Methods : A total of 10 triple transgenic (3xTg) AD model mice (Jackson labs) and 10 C57 control animals (Jackson labs), aged 2-6 months, were investigated. 10 µL of DMSO-based curcumin formulation was administered intranasally to awake animals. Animals’ eyes were imaged using a confocal laser scanning ophthalmoscope at baseline (before curcumin administration) and 2 hours after curcumin, under gas anaesthesia. Whole retinal mounts were immunolabelled for Aβ with the 6E10 antibody, which was fluorescently labelled with a secondary antibody. Colocalisation of nasally delivered curcumin and 6E10 antibody was studied using fluorescent microscopy.

Results : 3xTg animals appeared to have more curcumin staining than controls in vivo. Using a one-way between-subjects ANOVA, a significant (p<0.05) effect of transgenic status on spot count was found, revealing that 3xTg animals showed significantly more spots than, and could be differentiated from, healthy animals. Furthermore, histology revealed that curcumin colocalises with 6E10 antibody in the retina.
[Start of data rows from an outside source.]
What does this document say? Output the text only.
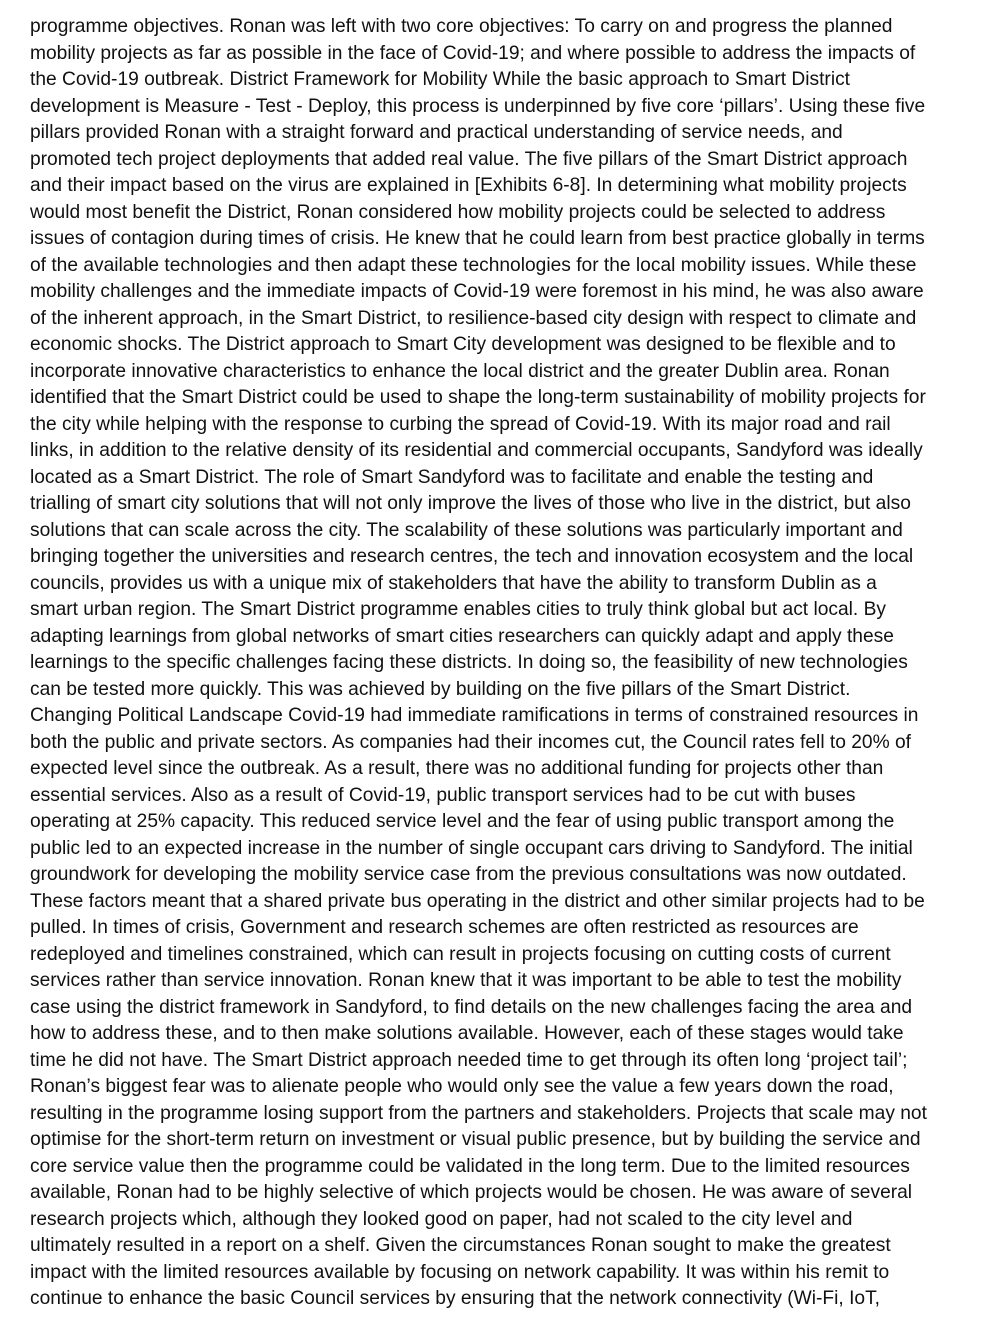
programme objectives. Ronan was left with two core objectives: To carry on and progress the planned
mobility projects as far as possible in the face of Covid-19; and where possible to address the impacts of
the Covid-19 outbreak. District Framework for Mobility While the basic approach to Smart District
development is Measure - Test - Deploy, this process is underpinned by five core ‘pillars’. Using these five
pillars provided Ronan with a straight forward and practical understanding of service needs, and
promoted tech project deployments that added real value. The five pillars of the Smart District approach
and their impact based on the virus are explained in [Exhibits 6-8]. In determining what mobility projects
would most benefit the District, Ronan considered how mobility projects could be selected to address
issues of contagion during times of crisis. He knew that he could learn from best practice globally in terms
of the available technologies and then adapt these technologies for the local mobility issues. While these
mobility challenges and the immediate impacts of Covid-19 were foremost in his mind, he was also aware
of the inherent approach, in the Smart District, to resilience-based city design with respect to climate and
economic shocks. The District approach to Smart City development was designed to be flexible and to
incorporate innovative characteristics to enhance the local district and the greater Dublin area. Ronan
identified that the Smart District could be used to shape the long-term sustainability of mobility projects for
the city while helping with the response to curbing the spread of Covid-19. With its major road and rail
links, in addition to the relative density of its residential and commercial occupants, Sandyford was ideally
located as a Smart District. The role of Smart Sandyford was to facilitate and enable the testing and
trialling of smart city solutions that will not only improve the lives of those who live in the district, but also
solutions that can scale across the city. The scalability of these solutions was particularly important and
bringing together the universities and research centres, the tech and innovation ecosystem and the local
councils, provides us with a unique mix of stakeholders that have the ability to transform Dublin as a
smart urban region. The Smart District programme enables cities to truly think global but act local. By
adapting learnings from global networks of smart cities researchers can quickly adapt and apply these
learnings to the specific challenges facing these districts. In doing so, the feasibility of new technologies
can be tested more quickly. This was achieved by building on the five pillars of the Smart District.
Changing Political Landscape Covid-19 had immediate ramifications in terms of constrained resources in
both the public and private sectors. As companies had their incomes cut, the Council rates fell to 20% of
expected level since the outbreak. As a result, there was no additional funding for projects other than
essential services. Also as a result of Covid-19, public transport services had to be cut with buses
operating at 25% capacity. This reduced service level and the fear of using public transport among the
public led to an expected increase in the number of single occupant cars driving to Sandyford. The initial
groundwork for developing the mobility service case from the previous consultations was now outdated.
These factors meant that a shared private bus operating in the district and other similar projects had to be
pulled. In times of crisis, Government and research schemes are often restricted as resources are
redeployed and timelines constrained, which can result in projects focusing on cutting costs of current
services rather than service innovation. Ronan knew that it was important to be able to test the mobility
case using the district framework in Sandyford, to find details on the new challenges facing the area and
how to address these, and to then make solutions available. However, each of these stages would take
time he did not have. The Smart District approach needed time to get through its often long ‘project tail’;
Ronan’s biggest fear was to alienate people who would only see the value a few years down the road,
resulting in the programme losing support from the partners and stakeholders. Projects that scale may not
optimise for the short-term return on investment or visual public presence, but by building the service and
core service value then the programme could be validated in the long term. Due to the limited resources
available, Ronan had to be highly selective of which projects would be chosen. He was aware of several
research projects which, although they looked good on paper, had not scaled to the city level and
ultimately resulted in a report on a shelf. Given the circumstances Ronan sought to make the greatest
impact with the limited resources available by focusing on network capability. It was within his remit to
continue to enhance the basic Council services by ensuring that the network connectivity (Wi-Fi, IoT,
Conclusions : Intranasally administered curcumin appears to label retinal Aβ, and the resulting fluorescent spots can be used to identify disease state in young transgenic and healthy mice. These results suggest that such an approach may warrant further development and investigation for the early detection of AD.

This abstract was presented at the 2022 ARVO Annual Meeting, held in Denver, CO, May 1-4, 2022, and virtually.